Inaiá Nogueira Queiroz Botelho
Advogada
– OAB/PR 31.840 e Coordenadora do Departamento Tributário do Escritório Arns
& Andreazza Advogados. Especialista em Direito Tributário pelo IBET –
Instituto Brasileiro de Estudos Tributários. Membro da Comissão de Direito
Tributário da OAB-PR (Gestão 2019-2021). Presidente da Comissão de Arbitragem
da OAB-PR (Gestão 2019-2021).
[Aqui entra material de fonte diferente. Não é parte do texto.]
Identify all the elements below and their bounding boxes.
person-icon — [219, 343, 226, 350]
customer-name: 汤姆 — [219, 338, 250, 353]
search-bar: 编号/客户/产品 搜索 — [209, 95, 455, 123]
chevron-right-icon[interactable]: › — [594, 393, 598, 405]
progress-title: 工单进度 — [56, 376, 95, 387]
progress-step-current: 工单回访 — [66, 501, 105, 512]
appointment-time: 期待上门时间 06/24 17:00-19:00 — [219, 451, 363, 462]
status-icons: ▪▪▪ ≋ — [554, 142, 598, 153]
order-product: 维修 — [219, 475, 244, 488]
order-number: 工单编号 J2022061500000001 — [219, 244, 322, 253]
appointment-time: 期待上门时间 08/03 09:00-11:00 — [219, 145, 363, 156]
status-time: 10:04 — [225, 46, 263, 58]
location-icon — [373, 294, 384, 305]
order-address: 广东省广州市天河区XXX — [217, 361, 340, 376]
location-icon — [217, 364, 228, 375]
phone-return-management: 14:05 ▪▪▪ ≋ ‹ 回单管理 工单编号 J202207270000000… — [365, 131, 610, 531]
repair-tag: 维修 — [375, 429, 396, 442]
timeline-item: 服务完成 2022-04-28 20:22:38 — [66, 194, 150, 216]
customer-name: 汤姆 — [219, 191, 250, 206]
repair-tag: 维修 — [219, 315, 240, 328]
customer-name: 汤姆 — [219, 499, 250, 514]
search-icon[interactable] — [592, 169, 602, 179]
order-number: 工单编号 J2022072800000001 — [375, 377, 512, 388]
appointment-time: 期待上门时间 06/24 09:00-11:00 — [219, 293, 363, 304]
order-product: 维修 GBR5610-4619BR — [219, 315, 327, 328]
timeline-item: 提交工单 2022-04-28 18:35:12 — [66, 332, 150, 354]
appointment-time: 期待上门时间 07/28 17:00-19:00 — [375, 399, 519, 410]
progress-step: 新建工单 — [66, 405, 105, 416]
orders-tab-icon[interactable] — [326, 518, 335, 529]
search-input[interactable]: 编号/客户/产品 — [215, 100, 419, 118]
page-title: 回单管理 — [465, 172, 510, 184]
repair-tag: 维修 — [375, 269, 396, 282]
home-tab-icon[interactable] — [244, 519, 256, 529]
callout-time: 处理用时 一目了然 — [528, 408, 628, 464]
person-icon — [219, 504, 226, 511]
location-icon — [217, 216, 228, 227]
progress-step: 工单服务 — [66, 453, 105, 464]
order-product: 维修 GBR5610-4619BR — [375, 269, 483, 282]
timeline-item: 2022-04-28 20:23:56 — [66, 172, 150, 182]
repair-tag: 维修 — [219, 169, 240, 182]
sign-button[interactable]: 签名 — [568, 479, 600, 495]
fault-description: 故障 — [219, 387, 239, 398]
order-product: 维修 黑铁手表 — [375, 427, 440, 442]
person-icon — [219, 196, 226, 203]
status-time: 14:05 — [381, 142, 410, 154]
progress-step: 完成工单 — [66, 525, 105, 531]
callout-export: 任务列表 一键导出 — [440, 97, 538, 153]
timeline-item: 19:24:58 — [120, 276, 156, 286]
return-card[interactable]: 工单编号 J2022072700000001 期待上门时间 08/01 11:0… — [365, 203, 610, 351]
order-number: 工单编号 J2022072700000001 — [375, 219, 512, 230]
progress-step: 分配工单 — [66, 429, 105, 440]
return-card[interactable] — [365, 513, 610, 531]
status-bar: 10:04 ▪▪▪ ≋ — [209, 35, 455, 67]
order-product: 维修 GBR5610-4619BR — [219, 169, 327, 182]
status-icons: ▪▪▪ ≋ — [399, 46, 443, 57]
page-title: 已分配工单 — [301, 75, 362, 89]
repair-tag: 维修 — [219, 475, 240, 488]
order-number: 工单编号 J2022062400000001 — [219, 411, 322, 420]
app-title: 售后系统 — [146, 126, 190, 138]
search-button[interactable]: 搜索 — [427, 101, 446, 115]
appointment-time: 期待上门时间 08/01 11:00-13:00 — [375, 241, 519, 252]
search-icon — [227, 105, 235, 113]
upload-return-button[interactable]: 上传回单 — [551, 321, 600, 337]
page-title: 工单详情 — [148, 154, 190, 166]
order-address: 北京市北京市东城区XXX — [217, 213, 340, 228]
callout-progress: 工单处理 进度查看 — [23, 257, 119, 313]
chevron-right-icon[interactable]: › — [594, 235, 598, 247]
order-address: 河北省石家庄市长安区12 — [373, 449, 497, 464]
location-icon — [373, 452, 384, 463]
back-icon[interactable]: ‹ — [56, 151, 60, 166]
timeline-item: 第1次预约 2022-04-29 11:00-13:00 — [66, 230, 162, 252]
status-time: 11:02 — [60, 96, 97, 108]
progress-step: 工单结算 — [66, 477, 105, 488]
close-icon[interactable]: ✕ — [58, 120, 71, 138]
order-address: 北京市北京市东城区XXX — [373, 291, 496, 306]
Presidente em Exercício do Conselho da ARBITAC –
Câmara de Mediação e Arbitragem da Associação Comercial do Paraná (Gestão
2017/2019)
[1] Art. 150. Sem prejuízo de outras garantias asseguradas ao contribuinte, é vedado à União, aos Estados, ao Distrito Federal e aos Municípios: (…) II – instituir tratamento desigual entre contribuintes que se encontrem em situação equivalente, proibida qualquer distinção em razão de ocupação profissional ou função por eles exercida, independentemente da denominação jurídica dos rendimentos, títulos ou direitos;
[2] Lei 8.630/80 – Lei de Execução Fiscal:
Art. 9º – Em garantia da execução, pelo valor da dívida, juros e multa de mora e encargos indicados na Certidão de Dívida Ativa, o executado poderá:
I – efetuar depósito em dinheiro, à ordem do Juízo em estabelecimento oficial de crédito, que assegure atualização monetária;
II – oferecer fiança bancária ou seguro garantia;
[3] Art. 31. A sentença arbitral produz, entre as partes e seus sucessores, os mesmos efeitos da sentença proferida pelos órgãos do Poder Judiciário e, sendo condenatória, constitui título executivo.